John Alec Baker | Biophilia n°18
Postface et révision de la traduction par Francis Tabouret
Ce livre est né de dix années d’affût, et d’un si long regard que l’œil qui observait s’est peu à peu identifié à l’oiseau qu’il pourchassait.
Chasseur pacifique, chasseur d’images, qui a épié les faucons pèlerins dans une vallée débouchant sur les marécages de l’estuaire de la Tamise, entre octobre et avril, quand les étangs désertés se chargent des brumes et des silences de l’automne, des soleils pâlis et des drames de la nature, et qui, à son tour devenu proie, s’est fondu dans le paysage mouillé, s’est fait lui-même roman, journal, livre de nature, poème-jeté, comme l’oiseau, point dans le ciel, parole dans le silence.
John Alec Baker (1926-1987) est né et a vécu toute sa vie à Chelmsford, une petite ville au nord-est de Londres et de l’estuaire de la Tamise dans le comté d’Essex. Elle est entourée de ces bocages, de ces bois, de ces marais qui sont le décor du Pèlerin.
Ce livre, d’abord publié au Mercure de France, en 1968, était épuisé, nous le rééditons enrichi d’une postface de Francis Tabouret, dans la traduction d’Élisabeth Gaspar, revue.
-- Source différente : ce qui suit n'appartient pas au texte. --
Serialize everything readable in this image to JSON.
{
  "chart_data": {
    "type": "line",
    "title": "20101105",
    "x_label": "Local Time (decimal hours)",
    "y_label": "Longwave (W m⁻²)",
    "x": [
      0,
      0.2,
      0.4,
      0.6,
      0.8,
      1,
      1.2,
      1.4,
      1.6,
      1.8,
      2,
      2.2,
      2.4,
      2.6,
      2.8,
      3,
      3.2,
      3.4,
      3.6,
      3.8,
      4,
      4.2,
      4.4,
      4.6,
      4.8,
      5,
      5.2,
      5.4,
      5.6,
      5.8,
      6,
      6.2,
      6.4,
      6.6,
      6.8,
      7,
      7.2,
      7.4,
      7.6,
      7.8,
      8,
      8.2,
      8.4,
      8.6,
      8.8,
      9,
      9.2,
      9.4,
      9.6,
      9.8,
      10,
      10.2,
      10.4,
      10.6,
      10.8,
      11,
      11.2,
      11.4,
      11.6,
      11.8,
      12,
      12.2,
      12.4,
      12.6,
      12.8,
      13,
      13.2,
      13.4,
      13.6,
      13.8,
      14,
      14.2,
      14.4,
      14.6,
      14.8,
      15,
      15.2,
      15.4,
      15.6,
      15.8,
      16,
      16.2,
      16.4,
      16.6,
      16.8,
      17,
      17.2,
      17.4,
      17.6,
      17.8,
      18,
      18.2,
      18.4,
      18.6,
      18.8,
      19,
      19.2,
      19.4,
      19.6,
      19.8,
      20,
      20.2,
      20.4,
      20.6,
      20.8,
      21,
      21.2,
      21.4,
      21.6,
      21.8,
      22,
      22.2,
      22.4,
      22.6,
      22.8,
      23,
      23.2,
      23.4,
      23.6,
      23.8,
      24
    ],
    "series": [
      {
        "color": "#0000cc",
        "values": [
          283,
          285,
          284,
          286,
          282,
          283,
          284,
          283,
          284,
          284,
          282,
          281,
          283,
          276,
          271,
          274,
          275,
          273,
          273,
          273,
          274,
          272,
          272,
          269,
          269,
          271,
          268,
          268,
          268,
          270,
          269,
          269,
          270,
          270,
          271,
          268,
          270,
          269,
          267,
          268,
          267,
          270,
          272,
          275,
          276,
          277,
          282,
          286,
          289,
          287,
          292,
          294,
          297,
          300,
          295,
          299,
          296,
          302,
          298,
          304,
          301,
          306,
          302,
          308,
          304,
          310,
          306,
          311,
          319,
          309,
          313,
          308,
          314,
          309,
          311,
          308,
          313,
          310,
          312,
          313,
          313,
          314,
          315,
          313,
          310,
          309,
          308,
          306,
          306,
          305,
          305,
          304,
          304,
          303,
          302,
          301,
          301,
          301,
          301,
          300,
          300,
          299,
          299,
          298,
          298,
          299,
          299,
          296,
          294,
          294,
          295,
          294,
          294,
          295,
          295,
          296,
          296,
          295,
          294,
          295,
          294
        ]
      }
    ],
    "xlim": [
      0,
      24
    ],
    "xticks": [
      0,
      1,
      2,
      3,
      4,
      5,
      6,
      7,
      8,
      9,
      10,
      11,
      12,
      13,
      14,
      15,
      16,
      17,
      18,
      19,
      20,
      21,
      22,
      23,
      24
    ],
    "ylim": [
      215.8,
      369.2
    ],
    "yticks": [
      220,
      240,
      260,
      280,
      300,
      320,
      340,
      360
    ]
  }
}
C’est par sa prose, ardente, précise, piquée de métaphores éclatantes ou terre à terre, que Baker parvient à dire combien le monde venant avec l’oiseau, porté par lui, est exceptionnel. L’élan et la clarté de son écriture effectuent sur la page ce que le pèlerin lui permet lorsqu’il le regarde : sortir de soi-même.